Original title: Everolimus-eluting stents in patients undergoing percutaneous coronary Intervention: Final 3-year results of the Clinical Evaluation of the XIENCE V Everolimus Eluting Coronary Stent System in the Treatment of Subjects With de Novo Native Coronary Artery Lesions trial. Reference: Sorin J. Brener et al. Am Heart J 2013;0:1-8.

The XIENCE stent (Abbott Vascular, Santa Clara, CA) is an eluting 2nd generation stent, consisting of the Multilink Vision cobalt–chromium (Co–Cr) platform with a nonerodable biocompatible polymer and 100 g/cm2 everolimus, a synthetic derivative of sirolimus (40-O-[2-hydroxyethyl]-rapamycin). The 6–8-µm thick polymer is composed of acrylic and fluorinated polymers and releases 80% of the drug within 30 days, with nearly all the drug released within 4 months.
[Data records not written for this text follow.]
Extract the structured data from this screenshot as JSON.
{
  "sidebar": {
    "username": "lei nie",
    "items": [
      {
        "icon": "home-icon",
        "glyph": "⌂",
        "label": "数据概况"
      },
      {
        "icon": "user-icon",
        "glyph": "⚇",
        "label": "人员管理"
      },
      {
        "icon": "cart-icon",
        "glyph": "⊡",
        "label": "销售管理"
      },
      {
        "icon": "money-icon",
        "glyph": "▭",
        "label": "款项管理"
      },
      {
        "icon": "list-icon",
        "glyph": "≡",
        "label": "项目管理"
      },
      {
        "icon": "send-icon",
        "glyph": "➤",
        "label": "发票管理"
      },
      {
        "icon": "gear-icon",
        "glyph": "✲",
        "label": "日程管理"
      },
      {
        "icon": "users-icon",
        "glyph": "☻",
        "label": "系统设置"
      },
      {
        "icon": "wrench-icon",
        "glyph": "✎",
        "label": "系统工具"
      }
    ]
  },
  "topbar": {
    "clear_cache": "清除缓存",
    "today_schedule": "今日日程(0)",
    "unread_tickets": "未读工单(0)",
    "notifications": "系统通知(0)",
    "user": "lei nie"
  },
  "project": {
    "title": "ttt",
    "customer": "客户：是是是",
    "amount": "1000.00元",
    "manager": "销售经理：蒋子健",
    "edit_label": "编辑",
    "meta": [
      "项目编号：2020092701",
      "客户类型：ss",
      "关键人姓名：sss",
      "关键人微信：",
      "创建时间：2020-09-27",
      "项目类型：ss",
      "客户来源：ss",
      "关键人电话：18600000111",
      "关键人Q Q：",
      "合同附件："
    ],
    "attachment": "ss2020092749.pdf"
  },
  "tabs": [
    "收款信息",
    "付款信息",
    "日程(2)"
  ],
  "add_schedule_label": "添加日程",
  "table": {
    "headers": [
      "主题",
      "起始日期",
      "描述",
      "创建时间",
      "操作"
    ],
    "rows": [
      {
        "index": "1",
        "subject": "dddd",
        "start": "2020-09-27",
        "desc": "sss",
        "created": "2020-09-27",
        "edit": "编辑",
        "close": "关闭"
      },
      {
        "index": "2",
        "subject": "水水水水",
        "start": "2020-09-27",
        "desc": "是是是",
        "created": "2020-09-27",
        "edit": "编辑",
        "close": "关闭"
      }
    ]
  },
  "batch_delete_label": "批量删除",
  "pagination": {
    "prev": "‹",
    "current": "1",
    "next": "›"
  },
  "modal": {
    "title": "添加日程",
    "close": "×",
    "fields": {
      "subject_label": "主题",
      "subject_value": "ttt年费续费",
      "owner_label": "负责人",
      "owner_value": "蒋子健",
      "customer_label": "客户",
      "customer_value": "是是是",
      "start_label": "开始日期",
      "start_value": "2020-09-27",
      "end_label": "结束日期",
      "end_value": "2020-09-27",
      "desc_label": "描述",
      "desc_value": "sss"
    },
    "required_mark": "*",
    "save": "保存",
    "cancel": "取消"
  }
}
The largest randomized study to date evaluating this stent was the SPIRIT IV and this is the final report with the follow-up to 3 years. The SPIRIT IV included 3687 patients with up to 3 lesions in 1 to 2 epicardial coronary arteries randomized 2:1 to everolimus-eluting stent or paclitaxel-eluting stent. The primary end point was the target lesion failure (a combined safety and efficacy that included cardiac death, infarct related to the vessel and guided revascularization myocardial ischemia injury). One third of patients were diabetic and about 30 % were admitted to the study for unstable angina. Baseline characteristics of the population were well balanced. At 3 years, the primary end point occurred in 9.2% of patients receiving the everolimus eluting stent versus 11.7% of those who received the paclitaxel-eluting stent (HR 0.78, 0.63 to 0.97, p = 0 , 02) . The absolute risk reduction at 3 years was 2.5 % with a number needed to treat of 40 patients. The composite of death and myocardial infarction was 5.9 % versus 9.1 %, respectively (p = 0.001), observed a 33% reduction in the incidence of stroke related to vessel with everolimus-eluting stent. The largest difference was observed with 64% reduction in stent thrombosis (definite or feasible) with XIENCE.

Unlike the above, guided revascularization myocardial ischemia injury to 3 years did not reach statistical significance with 6.2 % versus 7.8% (p = 0.06) respectively. In the subgroup of diabetic patients, no effect difference was observed with XIENCE among those who required insulin and those who not.

Conclusion:

The everolimus-eluting stent was associated with a significantly lower rate of cardiac death, MI and stent thrombosis at 3 years that the paclitaxel-eluting stent.

Editorial comment

The advantage of the everolimus-eluting stent was based on a better safety profile than greater efficiency.